More than anything though, I think those who spend the last few weeks of August criticizing the kids playing baseball on ESPN are missing the point. It’s not about some 12 year old’s draft prospects six years from now. It’s about kids from the neighborhood, could be any neighborhood, putting together a magical run of baseball for an entire summer. It’s about the commitment these kids and their families make to the team. It’s about the community that embraces them for it. That’s the stuff that doesn’t quite get through on television.
No, the kids playing in Williamsport probably aren’t the best 12 year old ball players in the world. But they are the most impressive. Little league has restrictions. Teams can’t just put together the best players from a region and see what happens.

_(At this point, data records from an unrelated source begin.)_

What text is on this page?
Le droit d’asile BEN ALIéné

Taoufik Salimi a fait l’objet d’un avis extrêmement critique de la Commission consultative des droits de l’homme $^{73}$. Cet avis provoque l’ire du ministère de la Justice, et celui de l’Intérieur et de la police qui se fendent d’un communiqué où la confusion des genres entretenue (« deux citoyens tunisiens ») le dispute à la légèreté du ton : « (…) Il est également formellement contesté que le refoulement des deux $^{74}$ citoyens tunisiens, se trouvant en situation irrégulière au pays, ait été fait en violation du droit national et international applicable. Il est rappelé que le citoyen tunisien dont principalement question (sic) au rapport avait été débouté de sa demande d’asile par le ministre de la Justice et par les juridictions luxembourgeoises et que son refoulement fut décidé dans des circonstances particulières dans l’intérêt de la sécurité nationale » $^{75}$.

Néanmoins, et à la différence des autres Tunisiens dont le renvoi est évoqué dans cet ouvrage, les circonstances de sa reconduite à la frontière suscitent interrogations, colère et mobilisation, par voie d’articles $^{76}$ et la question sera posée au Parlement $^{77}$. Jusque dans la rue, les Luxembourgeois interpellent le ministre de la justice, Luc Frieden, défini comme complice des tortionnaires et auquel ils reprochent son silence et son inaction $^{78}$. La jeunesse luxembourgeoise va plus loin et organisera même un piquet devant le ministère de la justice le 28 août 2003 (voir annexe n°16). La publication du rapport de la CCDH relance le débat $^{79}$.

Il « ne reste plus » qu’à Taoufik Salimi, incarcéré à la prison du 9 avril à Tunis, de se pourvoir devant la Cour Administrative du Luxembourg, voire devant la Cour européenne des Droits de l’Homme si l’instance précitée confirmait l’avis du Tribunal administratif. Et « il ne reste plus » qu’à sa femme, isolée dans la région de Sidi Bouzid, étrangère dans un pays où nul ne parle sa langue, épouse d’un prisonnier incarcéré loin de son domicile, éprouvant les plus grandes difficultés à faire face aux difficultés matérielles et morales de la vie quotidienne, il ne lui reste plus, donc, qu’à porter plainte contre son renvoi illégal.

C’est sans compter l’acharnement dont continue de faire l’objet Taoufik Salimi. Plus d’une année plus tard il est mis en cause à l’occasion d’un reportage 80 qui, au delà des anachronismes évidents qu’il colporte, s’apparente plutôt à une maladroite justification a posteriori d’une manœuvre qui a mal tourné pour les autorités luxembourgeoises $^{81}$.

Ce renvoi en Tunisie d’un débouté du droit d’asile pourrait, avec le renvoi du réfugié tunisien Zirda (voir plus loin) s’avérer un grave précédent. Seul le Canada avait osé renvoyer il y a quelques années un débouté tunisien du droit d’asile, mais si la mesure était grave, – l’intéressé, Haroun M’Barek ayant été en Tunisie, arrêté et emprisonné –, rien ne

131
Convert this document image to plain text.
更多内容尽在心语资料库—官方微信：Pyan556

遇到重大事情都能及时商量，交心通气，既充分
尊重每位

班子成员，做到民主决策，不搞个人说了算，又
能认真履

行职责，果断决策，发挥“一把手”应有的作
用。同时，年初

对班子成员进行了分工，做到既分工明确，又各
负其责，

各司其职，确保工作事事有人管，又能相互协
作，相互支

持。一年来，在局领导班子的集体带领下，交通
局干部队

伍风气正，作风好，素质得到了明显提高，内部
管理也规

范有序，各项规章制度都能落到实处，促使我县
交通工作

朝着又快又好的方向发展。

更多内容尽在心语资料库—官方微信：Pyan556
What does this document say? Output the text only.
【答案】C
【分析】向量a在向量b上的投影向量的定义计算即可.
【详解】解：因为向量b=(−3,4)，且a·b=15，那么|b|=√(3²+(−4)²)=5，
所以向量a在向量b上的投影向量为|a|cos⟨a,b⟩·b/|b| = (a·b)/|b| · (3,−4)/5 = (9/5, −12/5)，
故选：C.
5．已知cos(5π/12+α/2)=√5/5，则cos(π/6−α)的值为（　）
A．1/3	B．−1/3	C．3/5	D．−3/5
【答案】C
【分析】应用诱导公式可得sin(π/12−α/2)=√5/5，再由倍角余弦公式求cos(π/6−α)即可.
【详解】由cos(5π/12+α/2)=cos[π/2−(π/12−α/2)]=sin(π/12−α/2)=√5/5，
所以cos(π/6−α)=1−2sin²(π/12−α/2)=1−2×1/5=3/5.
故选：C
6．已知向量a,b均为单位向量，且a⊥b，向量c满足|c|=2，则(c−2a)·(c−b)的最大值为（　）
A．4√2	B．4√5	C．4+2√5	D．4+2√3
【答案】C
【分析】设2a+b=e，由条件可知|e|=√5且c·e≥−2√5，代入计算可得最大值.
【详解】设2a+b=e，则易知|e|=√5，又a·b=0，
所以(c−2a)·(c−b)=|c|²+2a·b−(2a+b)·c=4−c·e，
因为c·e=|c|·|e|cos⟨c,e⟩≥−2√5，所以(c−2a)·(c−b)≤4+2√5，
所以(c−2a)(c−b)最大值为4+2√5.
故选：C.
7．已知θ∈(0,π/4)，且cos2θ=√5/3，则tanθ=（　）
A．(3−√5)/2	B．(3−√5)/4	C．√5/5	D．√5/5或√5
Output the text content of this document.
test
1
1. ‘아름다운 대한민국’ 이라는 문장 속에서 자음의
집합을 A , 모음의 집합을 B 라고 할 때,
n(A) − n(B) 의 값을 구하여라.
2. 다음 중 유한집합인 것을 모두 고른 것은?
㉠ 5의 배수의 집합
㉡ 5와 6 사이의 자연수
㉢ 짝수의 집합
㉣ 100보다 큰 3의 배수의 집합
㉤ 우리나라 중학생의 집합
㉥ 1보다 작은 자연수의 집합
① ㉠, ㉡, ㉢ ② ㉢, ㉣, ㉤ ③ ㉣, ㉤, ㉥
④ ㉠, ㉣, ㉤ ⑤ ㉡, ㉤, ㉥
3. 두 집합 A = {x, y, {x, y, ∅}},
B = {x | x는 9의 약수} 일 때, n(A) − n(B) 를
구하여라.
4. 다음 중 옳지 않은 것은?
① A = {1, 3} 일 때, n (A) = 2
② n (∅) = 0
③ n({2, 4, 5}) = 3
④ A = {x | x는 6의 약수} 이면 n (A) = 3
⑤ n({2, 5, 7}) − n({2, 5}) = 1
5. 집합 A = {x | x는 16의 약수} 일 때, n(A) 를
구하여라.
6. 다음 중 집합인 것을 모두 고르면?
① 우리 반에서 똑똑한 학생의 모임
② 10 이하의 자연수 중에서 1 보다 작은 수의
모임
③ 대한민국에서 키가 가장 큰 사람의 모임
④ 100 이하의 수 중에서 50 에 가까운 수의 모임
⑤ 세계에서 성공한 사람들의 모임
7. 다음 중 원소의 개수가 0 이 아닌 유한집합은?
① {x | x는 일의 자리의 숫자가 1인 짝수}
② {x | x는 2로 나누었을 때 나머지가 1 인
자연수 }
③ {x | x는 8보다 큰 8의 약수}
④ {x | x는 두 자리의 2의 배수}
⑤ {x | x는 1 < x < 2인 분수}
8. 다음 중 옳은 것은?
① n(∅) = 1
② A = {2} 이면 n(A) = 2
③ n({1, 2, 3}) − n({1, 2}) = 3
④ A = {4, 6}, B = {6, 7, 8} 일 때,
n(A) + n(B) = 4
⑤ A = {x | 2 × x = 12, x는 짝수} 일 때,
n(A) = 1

You go with what you’ve got. Most teams never make it past districts, the initial stage of All Stars. Usually everything after that is icing on the cake. To make it all the way to Williamsport is one of the most special accomplishments in all of sports.
And it’s something none of these kids and no one they know will ever forget.
Forbes Magazine recently called Chula Vista one of the most boring cities in America. That’s not true anymore, not to the folks from San Diego County’s second largest city. They’ll fill up pubs and restaurants and they’ll be glued to the television watching their boys. All the flaws of little league baseball and the people who like to talk about them can go to hell.
Chula Vista will remember this forever. 20 years after Trumbull won the World Series, people in Connecticut still talk about that team. The banner still hangs in the city. My girlfriend is from Cranston, RI and was 12 when her town made it to the finals. They were rock stars, she says. My freshman year of college, I had a kid in my Western Civ course who was the star of the Tom’s River, NJ team that won it all. Our professor even knew who he was.
This means the world to these kids and their communities. And anything that brings that many people that much joy can’t be all bad.